Published online by Cambridge University Press: 23 March 2020
Older adults constitute the age group in which suicide more often reaches its most categorical expression: consummation.
Identify risk factors for suicide in older people.
Systematic review of the literature on the subject. The databases consulted were Dialnet and Pubmed. The descriptors used have been: “suicide”, “risk factors” and “elderly”, accepting the works found in English and Spanish, with a total of 501 references found after the search, from which 75 have been selected.
As shown in the reviewed studies, there is a progressive increase in suicide rate with age in males. The purpose of dying in the old man is usually characterized by his firm conviction, not infrequently reflexive and premeditated.
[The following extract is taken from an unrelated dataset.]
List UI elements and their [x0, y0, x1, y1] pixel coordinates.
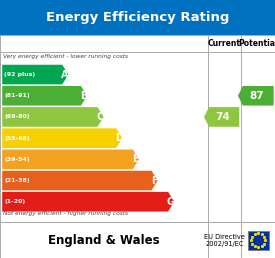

In the multifactorial etiology of suicidal behaviour in this age group, the main elements to be considered would be psychosocial factors, psychiatric diseases and chronic somatic diseases, resulting in a potentiation among them due to their frequent interaction. The feeling of abandonment, the feeling of emptiness, the despair of the organic collapse and the self-perception of being a useless person, without projects, generates deterioration in the quality of life.
In the multifactorial etiology of the suicidal behaviour of the elderly, they usually play coprotagonic roles, loneliness, isolation, somatic illness and depression. The most likely profile of the suicidal elder would be represented by a man with a history of depressive episode after age 40, who lives alone, with a family history of depression or alcoholism and a recent loss.
The authors have not supplied their declaration of competing interest.